2. The story absolutely draws me in. Especially chapters two and three. They’re tight, and they clip along nicely. And you effortlessly "show" what we need, when we need it.
PART II
ReplyDelete3. Lots and lots and lots of stuff is working. The voice is strong. I love his language and phraseology (balling stuff; fifteen over the limit; Camp chair. That’s right. Reaching stick. That’s right.) And I like the use of the scientific name of the snake (at strategic points for interjection and humor).

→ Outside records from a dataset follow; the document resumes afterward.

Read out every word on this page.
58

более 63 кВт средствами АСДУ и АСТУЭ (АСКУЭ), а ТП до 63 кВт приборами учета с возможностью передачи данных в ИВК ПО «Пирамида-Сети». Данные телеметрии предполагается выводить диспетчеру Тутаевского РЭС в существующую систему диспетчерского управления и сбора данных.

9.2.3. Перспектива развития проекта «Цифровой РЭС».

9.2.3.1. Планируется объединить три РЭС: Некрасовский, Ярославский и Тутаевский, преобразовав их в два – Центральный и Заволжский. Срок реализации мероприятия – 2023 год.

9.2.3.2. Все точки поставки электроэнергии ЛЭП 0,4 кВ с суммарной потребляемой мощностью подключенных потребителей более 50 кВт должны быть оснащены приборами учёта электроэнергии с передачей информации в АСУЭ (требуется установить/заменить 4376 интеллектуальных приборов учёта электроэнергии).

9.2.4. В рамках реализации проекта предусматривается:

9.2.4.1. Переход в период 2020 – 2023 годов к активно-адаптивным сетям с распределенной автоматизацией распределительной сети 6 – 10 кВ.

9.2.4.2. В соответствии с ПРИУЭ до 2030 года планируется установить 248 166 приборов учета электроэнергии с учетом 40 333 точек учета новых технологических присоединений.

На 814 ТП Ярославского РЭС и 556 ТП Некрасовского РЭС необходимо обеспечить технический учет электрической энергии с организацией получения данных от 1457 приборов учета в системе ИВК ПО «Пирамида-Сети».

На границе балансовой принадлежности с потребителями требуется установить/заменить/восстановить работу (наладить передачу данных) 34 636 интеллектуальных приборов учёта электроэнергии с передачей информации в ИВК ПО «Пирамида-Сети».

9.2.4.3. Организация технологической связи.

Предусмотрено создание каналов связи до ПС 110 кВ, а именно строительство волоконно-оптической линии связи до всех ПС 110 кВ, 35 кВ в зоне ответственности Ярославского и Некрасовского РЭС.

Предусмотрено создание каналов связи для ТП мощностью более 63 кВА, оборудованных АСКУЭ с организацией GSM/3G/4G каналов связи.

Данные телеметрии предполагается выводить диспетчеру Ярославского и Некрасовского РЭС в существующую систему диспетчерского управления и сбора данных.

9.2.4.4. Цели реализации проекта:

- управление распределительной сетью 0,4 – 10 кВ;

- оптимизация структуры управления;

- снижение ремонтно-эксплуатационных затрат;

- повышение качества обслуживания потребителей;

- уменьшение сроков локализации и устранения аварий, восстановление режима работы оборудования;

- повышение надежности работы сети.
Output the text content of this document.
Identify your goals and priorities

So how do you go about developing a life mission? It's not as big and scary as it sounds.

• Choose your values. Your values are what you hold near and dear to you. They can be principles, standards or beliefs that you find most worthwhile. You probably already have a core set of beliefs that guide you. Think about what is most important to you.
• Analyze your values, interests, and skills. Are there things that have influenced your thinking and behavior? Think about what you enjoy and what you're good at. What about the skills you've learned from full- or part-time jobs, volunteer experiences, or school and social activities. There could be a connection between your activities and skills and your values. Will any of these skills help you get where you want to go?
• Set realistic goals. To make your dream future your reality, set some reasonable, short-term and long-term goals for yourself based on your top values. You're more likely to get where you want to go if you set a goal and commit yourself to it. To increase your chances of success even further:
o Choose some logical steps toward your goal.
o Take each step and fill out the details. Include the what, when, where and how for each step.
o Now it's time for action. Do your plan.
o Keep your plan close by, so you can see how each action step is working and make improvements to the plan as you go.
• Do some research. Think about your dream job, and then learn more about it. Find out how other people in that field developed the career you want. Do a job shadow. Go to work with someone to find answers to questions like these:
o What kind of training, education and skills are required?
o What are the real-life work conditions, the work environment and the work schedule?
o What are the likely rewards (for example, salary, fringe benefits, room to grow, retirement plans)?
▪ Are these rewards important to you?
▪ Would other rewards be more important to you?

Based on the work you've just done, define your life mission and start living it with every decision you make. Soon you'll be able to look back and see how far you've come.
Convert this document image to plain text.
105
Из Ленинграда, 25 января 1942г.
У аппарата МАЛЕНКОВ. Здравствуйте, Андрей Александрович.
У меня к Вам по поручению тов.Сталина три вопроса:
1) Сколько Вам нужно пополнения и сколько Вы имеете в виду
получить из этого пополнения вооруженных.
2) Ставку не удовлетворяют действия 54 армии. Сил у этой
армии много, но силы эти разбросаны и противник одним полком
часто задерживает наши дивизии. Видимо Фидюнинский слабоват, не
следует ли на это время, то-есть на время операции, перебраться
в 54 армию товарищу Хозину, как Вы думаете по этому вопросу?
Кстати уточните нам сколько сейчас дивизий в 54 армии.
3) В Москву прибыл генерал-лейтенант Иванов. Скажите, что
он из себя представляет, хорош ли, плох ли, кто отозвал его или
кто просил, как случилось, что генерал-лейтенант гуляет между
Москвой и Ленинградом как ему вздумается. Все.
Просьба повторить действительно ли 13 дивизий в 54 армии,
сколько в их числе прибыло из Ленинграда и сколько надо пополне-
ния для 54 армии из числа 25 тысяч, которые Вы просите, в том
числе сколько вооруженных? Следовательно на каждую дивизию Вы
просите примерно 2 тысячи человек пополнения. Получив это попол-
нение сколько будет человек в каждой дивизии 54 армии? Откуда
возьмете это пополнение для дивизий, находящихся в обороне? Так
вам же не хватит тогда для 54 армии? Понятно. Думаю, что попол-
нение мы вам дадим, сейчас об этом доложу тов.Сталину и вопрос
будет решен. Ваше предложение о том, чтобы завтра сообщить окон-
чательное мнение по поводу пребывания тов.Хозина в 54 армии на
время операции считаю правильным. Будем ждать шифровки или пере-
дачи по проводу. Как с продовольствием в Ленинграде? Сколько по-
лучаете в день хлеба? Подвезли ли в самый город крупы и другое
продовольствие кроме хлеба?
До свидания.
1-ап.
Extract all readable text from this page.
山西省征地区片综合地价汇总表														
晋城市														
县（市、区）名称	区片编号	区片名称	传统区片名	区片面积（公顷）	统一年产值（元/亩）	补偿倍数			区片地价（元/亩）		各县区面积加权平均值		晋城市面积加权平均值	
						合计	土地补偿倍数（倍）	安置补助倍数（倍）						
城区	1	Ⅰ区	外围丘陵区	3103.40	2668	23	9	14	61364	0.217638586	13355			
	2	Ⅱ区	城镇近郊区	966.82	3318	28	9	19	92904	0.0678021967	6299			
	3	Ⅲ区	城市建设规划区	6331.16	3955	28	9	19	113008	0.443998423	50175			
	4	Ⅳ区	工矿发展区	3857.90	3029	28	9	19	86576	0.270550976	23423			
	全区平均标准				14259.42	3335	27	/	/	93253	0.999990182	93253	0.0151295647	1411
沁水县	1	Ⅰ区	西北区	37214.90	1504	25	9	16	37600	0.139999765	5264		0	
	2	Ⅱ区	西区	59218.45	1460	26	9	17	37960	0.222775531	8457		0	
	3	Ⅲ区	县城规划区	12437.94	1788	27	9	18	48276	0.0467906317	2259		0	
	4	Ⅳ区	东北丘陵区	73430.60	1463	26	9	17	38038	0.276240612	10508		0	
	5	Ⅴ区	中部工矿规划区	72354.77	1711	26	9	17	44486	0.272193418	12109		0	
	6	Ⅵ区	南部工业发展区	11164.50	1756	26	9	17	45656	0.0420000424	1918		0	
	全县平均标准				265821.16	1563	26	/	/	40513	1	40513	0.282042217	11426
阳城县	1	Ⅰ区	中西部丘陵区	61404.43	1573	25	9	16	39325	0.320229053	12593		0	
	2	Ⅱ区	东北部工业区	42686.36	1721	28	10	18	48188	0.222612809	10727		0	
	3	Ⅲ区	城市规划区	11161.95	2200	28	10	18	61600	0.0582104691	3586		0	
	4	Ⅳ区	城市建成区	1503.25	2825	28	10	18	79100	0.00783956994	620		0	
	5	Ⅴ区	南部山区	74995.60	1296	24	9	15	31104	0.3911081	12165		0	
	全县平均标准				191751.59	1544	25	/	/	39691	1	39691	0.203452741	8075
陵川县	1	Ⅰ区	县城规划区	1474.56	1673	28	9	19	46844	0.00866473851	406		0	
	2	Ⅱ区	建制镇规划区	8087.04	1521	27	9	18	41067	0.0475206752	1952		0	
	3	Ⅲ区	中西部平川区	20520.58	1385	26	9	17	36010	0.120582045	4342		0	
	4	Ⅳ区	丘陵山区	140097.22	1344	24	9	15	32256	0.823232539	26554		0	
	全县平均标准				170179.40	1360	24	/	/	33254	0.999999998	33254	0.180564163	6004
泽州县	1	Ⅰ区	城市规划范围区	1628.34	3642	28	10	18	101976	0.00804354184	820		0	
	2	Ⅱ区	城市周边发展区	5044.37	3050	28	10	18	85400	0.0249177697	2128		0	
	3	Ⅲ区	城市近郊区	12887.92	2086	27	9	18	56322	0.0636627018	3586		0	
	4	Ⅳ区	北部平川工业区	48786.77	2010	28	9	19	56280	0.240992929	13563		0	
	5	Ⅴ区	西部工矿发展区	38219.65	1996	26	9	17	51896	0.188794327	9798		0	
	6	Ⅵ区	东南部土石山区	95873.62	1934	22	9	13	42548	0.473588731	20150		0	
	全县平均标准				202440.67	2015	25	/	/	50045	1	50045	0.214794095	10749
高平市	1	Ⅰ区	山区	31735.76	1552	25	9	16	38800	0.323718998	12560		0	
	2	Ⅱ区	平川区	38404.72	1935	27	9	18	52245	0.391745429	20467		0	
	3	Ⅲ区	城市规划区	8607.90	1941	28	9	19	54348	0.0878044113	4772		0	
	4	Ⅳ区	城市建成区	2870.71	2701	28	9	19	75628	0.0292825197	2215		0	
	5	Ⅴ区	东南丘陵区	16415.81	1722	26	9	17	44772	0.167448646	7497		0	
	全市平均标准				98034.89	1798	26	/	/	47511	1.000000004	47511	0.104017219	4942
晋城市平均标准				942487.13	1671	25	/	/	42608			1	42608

Chapter two--I cannot stress this enough--takes my breath away. Seriously. What a perfectly paced chapter. Wonderful. And the secret!? Love how you make us want to know (and then not tell us). And I trust you (and Brian) to tell us when the time is right.
The only thing that pulls me out of the world you’ve created is that Brian just picked up and moved in the middle of the school year and is (the very next day) settled in his new school and team. I know he sent an email to the coach and all, but I don’t buy it. Easy fix, though. Maybe this should be at the semester break, or some such, then the logistics of the move could be explained in a line or two. And would a coach really let him play on varsity without a tryout? Maybe, if Brian has a reputation on the court that precedes him? If so, it just needs to be articulated. And if you've answered these questions in later chapters, ignore what I'm saying here. I'm just letting you know that I expect to know this information at some point (even if it's just a line or two that tells me).
4. Where do I see the story going? Well, I see there being a couple of story lines. You have the father-son deal. Then the mother-son secret (I suspect infidelity?). That secret seems like a really big deal, and I think it will play out in a big way. Then there’s the basketball plot. I see these three lines intersecting (or colliding) in some interesting way in the climax. And the voice, characters, and setup to the story make me want to follow you to that intersection. Great, great opening, Andy. Thanks!